More importantly, the strike had a transformative effect on the women themselves, with its protagonists ultimately finding a deep sense of personal fulfillment and liberation through collective action. For some, the experience disrupted the traditional balance of power not just within the workplace, but at home as well. As one organizer remembers: “My marriage broke up a couple of years [after the strike]. When you go through something like that, there is no going back. I was given an ultimatum; I had to choose between the union and my marriage. I made my choice and you have to choose.”
For many of the one-time Hello Girls, the strike was also a launching pad for entirely new lives and careers. One organizer, for example, went on to found the Coalition of Black Trade Unionists. The author founded an anti-corruption campaign that resulted in putting “a couple of municipal politicians and a developer in jail,” and she was subsequently elected to council for the City of York. One operator neatly articulated the human impact of the strike: “Backbone. That’s what the strike is giving us … We may have been a submissive bunch of women in the past, but after this strike, we’ll be a force to be reckoned with.”

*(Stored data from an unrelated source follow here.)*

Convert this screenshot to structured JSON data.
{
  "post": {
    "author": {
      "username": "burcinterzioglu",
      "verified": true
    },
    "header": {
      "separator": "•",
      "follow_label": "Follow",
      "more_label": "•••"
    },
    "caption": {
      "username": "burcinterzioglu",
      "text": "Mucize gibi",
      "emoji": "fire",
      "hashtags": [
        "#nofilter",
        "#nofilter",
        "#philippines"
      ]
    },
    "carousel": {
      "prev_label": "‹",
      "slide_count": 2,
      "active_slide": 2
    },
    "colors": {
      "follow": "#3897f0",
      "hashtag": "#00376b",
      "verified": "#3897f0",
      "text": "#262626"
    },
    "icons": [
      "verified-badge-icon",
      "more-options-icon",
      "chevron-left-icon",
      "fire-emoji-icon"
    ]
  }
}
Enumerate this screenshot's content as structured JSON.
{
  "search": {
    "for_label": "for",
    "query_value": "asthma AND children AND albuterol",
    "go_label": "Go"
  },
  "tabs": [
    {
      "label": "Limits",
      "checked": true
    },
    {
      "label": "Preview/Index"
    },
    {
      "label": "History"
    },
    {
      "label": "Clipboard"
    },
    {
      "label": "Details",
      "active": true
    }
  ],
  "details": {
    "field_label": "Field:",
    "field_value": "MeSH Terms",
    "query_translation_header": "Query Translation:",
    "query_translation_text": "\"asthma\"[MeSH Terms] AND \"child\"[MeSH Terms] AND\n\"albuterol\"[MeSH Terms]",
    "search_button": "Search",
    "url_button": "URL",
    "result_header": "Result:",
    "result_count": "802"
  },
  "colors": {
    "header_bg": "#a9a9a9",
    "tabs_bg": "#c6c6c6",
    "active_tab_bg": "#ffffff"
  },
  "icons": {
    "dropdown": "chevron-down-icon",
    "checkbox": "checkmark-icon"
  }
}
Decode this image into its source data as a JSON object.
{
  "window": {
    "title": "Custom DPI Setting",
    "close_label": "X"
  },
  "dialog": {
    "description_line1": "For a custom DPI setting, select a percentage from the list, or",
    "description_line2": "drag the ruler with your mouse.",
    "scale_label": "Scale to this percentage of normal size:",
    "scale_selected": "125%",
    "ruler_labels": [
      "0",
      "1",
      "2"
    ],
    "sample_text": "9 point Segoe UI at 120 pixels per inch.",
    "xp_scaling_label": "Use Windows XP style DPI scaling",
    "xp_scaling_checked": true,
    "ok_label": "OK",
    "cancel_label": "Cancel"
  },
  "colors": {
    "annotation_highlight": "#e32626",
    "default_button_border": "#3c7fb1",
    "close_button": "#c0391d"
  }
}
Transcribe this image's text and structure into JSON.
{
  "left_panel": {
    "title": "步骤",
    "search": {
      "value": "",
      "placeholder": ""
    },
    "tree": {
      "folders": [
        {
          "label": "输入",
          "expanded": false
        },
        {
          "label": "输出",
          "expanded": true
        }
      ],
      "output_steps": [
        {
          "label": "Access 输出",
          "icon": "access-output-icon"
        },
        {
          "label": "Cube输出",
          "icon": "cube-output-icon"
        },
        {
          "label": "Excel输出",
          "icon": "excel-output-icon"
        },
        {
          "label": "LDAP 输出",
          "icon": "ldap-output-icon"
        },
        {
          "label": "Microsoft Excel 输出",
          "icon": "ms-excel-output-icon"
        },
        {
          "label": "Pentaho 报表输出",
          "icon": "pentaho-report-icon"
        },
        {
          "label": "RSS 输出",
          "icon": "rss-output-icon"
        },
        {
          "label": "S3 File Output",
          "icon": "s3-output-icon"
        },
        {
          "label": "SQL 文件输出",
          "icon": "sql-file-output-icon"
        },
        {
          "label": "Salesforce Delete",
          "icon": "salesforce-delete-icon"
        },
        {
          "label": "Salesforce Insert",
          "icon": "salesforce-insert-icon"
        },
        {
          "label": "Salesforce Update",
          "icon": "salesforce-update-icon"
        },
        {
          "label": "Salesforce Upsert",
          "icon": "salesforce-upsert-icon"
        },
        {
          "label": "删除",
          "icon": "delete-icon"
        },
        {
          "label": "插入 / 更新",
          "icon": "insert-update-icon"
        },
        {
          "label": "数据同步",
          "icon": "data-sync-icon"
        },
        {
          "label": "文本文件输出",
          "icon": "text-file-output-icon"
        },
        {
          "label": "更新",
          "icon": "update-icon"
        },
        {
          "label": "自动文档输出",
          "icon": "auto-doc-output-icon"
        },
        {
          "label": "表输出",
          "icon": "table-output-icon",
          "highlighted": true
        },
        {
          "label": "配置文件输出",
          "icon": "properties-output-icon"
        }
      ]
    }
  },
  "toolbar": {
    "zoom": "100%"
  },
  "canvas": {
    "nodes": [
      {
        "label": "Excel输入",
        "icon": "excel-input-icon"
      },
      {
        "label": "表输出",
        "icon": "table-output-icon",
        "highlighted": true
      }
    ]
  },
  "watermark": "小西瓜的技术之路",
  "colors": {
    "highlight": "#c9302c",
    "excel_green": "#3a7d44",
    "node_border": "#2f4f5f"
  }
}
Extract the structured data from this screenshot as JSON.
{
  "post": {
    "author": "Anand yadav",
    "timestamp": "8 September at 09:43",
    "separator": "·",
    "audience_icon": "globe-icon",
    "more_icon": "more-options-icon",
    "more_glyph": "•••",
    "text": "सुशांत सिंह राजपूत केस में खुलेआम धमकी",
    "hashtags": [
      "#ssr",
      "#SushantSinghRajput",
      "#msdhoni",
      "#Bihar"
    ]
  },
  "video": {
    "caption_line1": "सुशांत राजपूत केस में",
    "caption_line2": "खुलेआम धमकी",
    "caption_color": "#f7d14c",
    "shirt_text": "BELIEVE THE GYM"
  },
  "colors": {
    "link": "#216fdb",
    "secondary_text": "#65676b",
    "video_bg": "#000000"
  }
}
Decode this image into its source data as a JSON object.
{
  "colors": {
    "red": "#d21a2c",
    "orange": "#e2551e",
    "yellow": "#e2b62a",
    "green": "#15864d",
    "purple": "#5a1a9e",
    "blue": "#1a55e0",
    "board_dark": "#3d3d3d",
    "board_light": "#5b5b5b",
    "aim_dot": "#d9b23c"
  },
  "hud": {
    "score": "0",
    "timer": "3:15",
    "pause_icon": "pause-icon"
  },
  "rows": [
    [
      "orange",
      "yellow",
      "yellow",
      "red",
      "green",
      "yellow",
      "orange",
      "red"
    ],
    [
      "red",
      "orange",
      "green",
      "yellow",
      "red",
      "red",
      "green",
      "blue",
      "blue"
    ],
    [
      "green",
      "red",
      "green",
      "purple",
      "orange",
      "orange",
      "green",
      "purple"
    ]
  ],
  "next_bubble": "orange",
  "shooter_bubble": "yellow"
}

The campaign ultimately resulted in significant tangible gains for the workers involved, including a 15 percent wage increase and eventually the first private sector agreement to top up employment insurance maternity benefits. But in busting assumptions about female workers, the strike also represented a broader change in attitude toward gender that affected the entire labour movement. Roberts cites an observation by labour historian Jan Kainer: “Women’s labour organizing contributed significantly to the building and sustaining of rank-and-file participation, developing new democratic structures such as women’s caucuses, organizing the unorganized, and forging political alliances with non-labour groups.”
Those words feel especially poignant now, given that much of the criticism launched at today’s labour movement centres on its perceived failure to reach out to the rising class of non-unionized organized precarious workers—often young people, new Canadians and people of colour. While there are undoubtedly major factions within the labour movement that have grasped the importance of that new challenge, there are also factions that would rather bargain additional perks for its long-time, core membership rather than expand the tent. With the labour movement at this fraught crossroads, Roberts’s book is a timely reminder of the risks and rewards of a truly grassroots, democratic and inclusive House of Labour.